SpaceX at $1.8 Trillion: What Does a Rocket Company Have to Do With Robotics?
More than you'd think, actually. Musk's IPO filing has some interesting implications for industrial automation.
画像クレジット: Image via source article. Used under fair use for news commentary. · source
Why should anyone reading a robotics publication care about SpaceX going public?
I'll be honest, my first reaction was to skip right past this story. Rockets aren't my beat. But then I started thinking about the supply chains, the manufacturing, and the fact that SpaceX runs one of the most automated production facilities in the country.
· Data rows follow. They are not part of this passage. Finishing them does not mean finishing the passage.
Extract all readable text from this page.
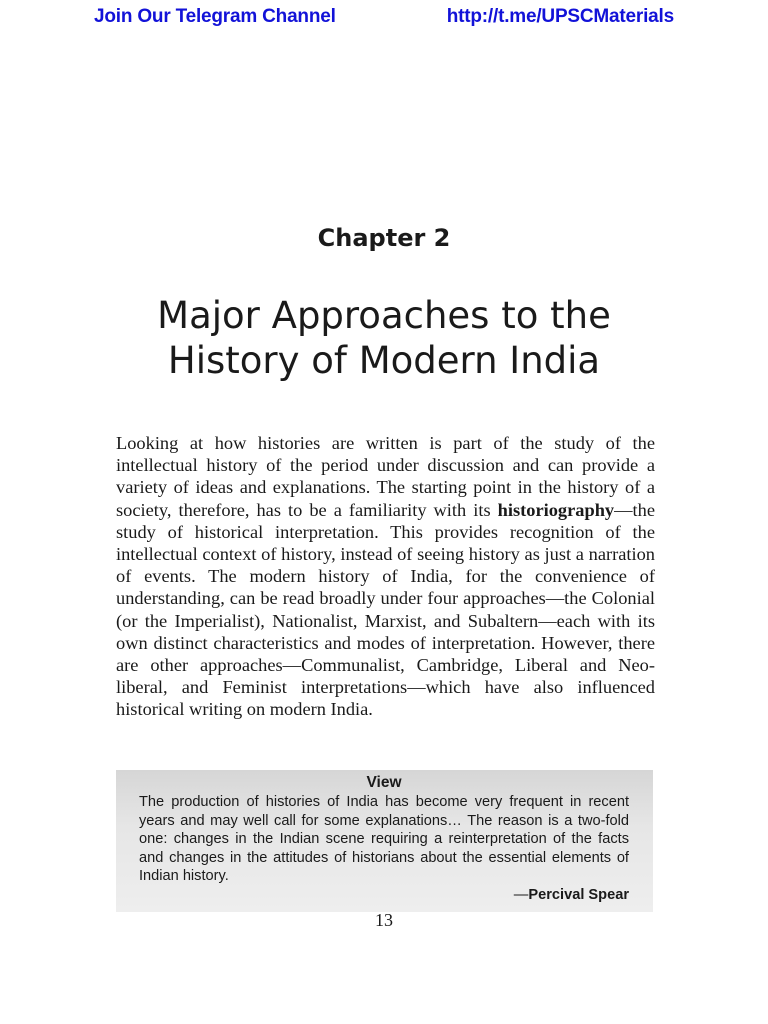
Join Our Telegram Channel	http://t.me/UPSCMaterials
Chapter 2
Major Approaches to the
History of Modern India
Looking at how histories are written is part of the study of the intellectual history of the period under discussion and can provide a variety of ideas and explanations. The starting point in the history of a society, therefore, has to be a familiarity with its historiography—the study of historical interpretation. This provides recognition of the intellectual context of history, instead of seeing history as just a narration of events. The modern history of India, for the convenience of understanding, can be read broadly under four approaches—the Colonial (or the Imperialist), Nationalist, Marxist, and Subaltern—each with its own distinct characteristics and modes of interpretation. However, there are other approaches—Communalist, Cambridge, Liberal and Neo-liberal, and Feminist interpretations—which have also influenced historical writing on modern India.
View
The production of histories of India has become very frequent in recent years and may well call for some explanations… The reason is a two-fold one: changes in the Indian scene requiring a reinterpretation of the facts and changes in the attitudes of historians about the essential elements of Indian history.
—Percival Spear
13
So here we are.
The numbers first. Bloomberg reports SpaceX is targeting at least $1.8 trillion for its IPO, down from earlier whispers of $2 trillion plus. That's still an absurd figure for a company that, according to The Verge, lost nearly $5 billion last year. The Verge piece doesn't mince words, calling it "a threat" and suggesting retail investors will end up as "bagholders." Strong stuff.
But here's the thing. When I was at Kuka, we did some work (indirectly, through a supplier) on tooling that eventually found its way into aerospace applications. Not SpaceX specifically, but the same general ecosystem. What struck me then, and what strikes me now, is how much of the modern rocket business is really a robotics and automation story dressed up in spacesuits.
SpaceX's Hawthorne facility runs a remarkable amount of in-house automation. Friction stir welding robots. Automated inspection systems. The kind of stuff that, if you stripped away the rocket branding, would look right at home in any advanced manufacturing piece I've written. Musk has talked publicly about wanting to build rockets the way Toyota builds cars. Whether he's actually achieved that is, well, unclear. The company doesn't disclose detailed manufacturing metrics.